DH Lawrence described his short story The Horse Dealer’s Daughter as “a midwinter story of oblivion”. MacLaverty’s midwinter-steeped novel takes its protagonists to the brink of a similar void – separation. It also routinely depicts an alcoholic Gerry facing, and toppling into, his own oblivion – going, as Stella puts it, “beyond the beyonds”. MacLaverty starts out softly, introducing an endearing armchair drinker who rises and soars “on the thermals of the first couple of glasses” and who maintains that whiskey helps him listen sharper, see more and love better. But as the narrative progresses, MacLaverty ushers in a grim reality, showing Gerry either over the limit and ribbing his wife for the little she drinks (“Priests drink more wine saying Mass than you do”) or over the edge and staggering lost down a hotel corridor and denying, or losing track of, how much he has sunk.
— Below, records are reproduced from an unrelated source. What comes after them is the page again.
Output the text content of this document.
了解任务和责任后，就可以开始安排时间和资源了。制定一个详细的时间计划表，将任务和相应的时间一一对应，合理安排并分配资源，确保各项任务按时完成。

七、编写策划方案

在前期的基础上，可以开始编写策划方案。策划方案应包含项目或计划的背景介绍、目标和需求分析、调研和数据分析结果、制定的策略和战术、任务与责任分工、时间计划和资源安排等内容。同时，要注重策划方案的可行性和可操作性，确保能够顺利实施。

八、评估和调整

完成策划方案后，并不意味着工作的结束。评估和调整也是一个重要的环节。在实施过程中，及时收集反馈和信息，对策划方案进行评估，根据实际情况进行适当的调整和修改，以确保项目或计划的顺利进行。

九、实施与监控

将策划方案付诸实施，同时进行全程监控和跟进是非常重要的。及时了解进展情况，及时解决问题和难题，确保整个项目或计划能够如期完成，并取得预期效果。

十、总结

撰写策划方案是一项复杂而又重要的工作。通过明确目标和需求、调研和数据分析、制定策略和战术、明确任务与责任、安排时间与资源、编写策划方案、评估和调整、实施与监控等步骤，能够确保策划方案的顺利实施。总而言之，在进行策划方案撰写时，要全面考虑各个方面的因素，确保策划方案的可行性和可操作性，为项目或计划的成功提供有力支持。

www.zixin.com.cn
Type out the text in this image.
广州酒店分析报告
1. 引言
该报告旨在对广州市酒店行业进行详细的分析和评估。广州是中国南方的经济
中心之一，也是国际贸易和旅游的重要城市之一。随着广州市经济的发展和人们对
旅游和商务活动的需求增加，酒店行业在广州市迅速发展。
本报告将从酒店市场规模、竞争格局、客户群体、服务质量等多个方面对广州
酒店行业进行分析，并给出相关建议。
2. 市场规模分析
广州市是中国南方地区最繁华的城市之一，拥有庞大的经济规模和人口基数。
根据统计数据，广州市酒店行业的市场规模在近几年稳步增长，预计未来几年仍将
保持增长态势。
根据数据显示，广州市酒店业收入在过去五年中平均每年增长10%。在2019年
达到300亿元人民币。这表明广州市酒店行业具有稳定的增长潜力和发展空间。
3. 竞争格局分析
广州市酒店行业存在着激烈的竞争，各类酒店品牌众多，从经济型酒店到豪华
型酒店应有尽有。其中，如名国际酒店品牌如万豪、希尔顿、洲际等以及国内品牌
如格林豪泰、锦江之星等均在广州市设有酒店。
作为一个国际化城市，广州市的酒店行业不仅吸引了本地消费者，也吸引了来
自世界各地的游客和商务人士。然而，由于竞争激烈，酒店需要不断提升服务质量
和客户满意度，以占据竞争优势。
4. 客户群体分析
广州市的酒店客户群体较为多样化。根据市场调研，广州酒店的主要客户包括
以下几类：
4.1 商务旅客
And yet for all the dark tones and shattering consequences – not to mention the violent, scattergun Belfast flashbacks – this is no bleak midwinter tale. We are far from the raw, intolerant worlds of MacLaverty’s early books, and the “bloody dunderin” of the Protestant drums that sound-tracked his 1997 novel Grace Notes. Instead, Midwinter Break strikes a similar balance to that of its predecessor, The Anatomy School (2001), blending the rough and the smooth, the tragic and the comic.

Gerry and Stella’s repartee crackles on the page. His wit is observational and covers all bases: pigeons which fly off simultaneously, first one then all, “must be Catholics”. Her wordplay highlights his shortcomings: “Your fallback position – Gerry – is, in every instance, to fall back.” Their back-and-forth exchanges come laced with genuine feeling and Irish slang (“Catch yourself on,” she says, chiding him; “You’re stopping me getting over,” he complains to her). They indulge in fond recollection and curmudgeonly grumbling. The trials of ageing frustrate them, and they share their grievances every day in the allocated Ailment Hour. Mobile phones confound them: “They were of a generation who had used crank-handled phones in Donegal.” Amsterdam beguiles them. He has flaws and she has aspirations but despite their contradictions and incongruities they still have a reserve of mutual love. But is it enough?

There is a moment when Gerry ruminates on his career and decides that “architecture was about shedding light”. Good fiction sheds light too, illuminating the peculiar facets that make up the human condition. MacLaverty’s novel casts such a glow, and creates effects that prove to be both compassionate and compelling.